Buddy Ullman, PhD
Parasites - Molecular Parasitology – Purine Nucleoside/Nucleobase Transport - Purine and Pyrimidine Metabolism - Polyamine Transport and Biosynthesis
Amalgamating the tools and techniques from the diverse scientific disciplines of molecular biology, biochemistry, genetics, cell biology, immunocytochemistry, structural biology, and computational chemistry, the Ullman laboratory focuses on unique transport and metabolic pathways in protozoan parasites that might be amenable to therapeutic manipulation.
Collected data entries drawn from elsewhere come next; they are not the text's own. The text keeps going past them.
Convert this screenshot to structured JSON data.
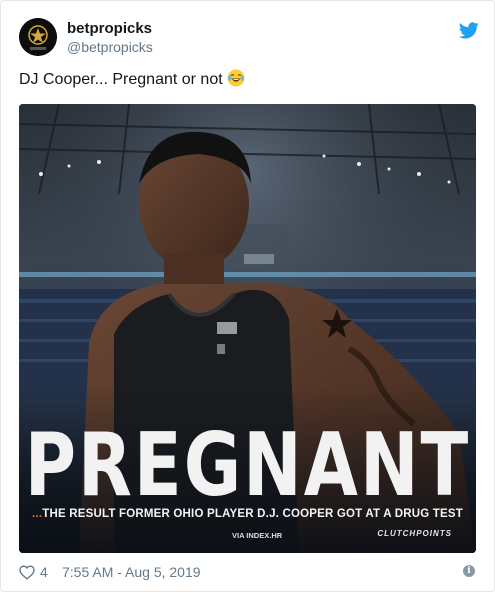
{
  "user": {
    "display_name": "betpropicks",
    "handle": "@betpropicks"
  },
  "tweet": {
    "text": "DJ Cooper... Pregnant or not",
    "emoji": "face-with-tears-of-joy"
  },
  "media": {
    "headline": "PREGNANT",
    "subline_dots": "...",
    "subline": "THE RESULT FORMER OHIO PLAYER D.J. COOPER GOT AT A DRUG TEST",
    "via": "VIA INDEX.HR",
    "watermark": "CLUTCHPOINTS"
  },
  "footer": {
    "likes": "4",
    "timestamp": "7:55 AM - Aug 5, 2019",
    "info_symbol": "i"
  },
  "colors": {
    "twitter_blue": "#1da1f2",
    "secondary_text": "#657786",
    "accent_orange": "#e8722a"
  }
}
Currently, we have four primary areas of interest: (1) the purine salvage pathway; (2) the polyamine biosynthetic pathway; (3) purine nucleoside and nucleobase transporters; and (4) polyamine transporters.
The parasite genera on which our laboratory focuses include Leishmania, Trypanosoma, Toxoplasma, and Plasmodium, the causative agents of leishmaniasis, African sleeping sickness, toxoplasmosis, and malaria, respectively. We have cloned, sequenced, and characterized the genes encoding key proteins in all of these pathways. The genes then serve as the molecular cornerstone for genetic and biochemical experiments to: (1) evaluate gene function in intact parasites using targeted gene replacement strategies; (2) to determine biochemical characteristics and 3-dimensional structure after gene overexpression in a variety of heterologous expression systems; and most importantly to validate and exploit potential drug and vaccine targets for the treatment and prophylaxis of parasitic diseases.